I’ve written several blog posts about Karate and its importance for character building in Papua New Guinea. In my view it is vital that kids to take up karate because of the discipline and respect it teaches.
This post, however, is prompted by an important Facebook post by Cosmas Saliawali.
Yesterday, he found before their training session, that the place where they train (dojo) had paint on the training mat (tatami) and buai spit on the walls.
While this may seem like a small issue, it is very disrespectful to have someone spit buai where training is held. It also reflects badly on those who used the venue.
Cosmas said: “The Dojo is our house… the house of karatekas. We respect the place as we respect ourselves. This is where our sweat falls. This is where our blood falls. This is where the spirit of Karate lives.

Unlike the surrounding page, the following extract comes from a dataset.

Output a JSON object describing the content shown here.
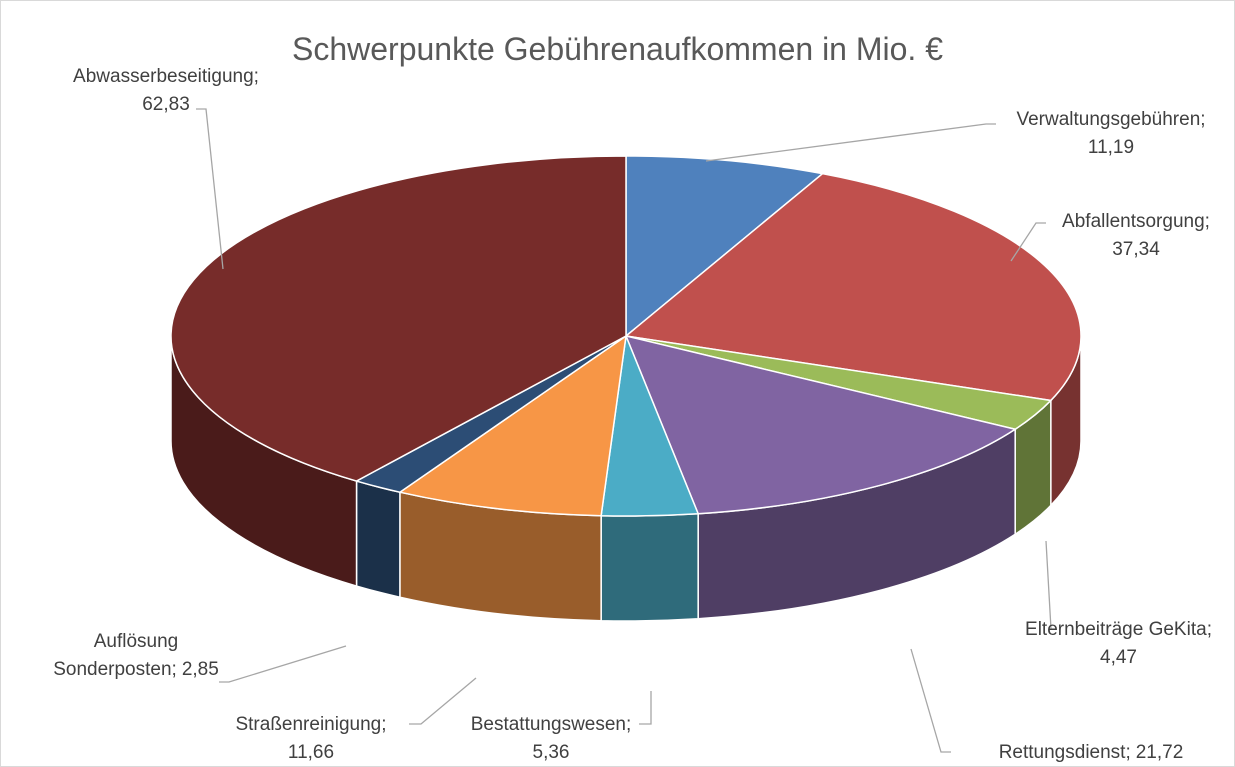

That is why we respect this place.”
Traditionally, a dojo was not just a training hall or a school. It was a place where the teacher (sensei) lived and taught his students. It was a place you treated with the utmost respect.
The same rules apply today.
The dojo is a place you treat with respect. It is where the sensei teaches and where students come to learn.
While some may argue that those who used the hall were not karatekas, it should also be said that everyone should be treated with respect regardless of who you are.
Above all, the place where you live should be respected. The people around you should be respected. That extends outward to the community, the country and the planet.
Shotokan Karate like many other styles teaches a code:
SEEK PERFECTION OF CHARACTER
REFRAIN FROM VIOLENT BEHAVIOUR
It’s something we all should learn from Karate. It’s not JUST a sport or a martial art – it is about life and respect.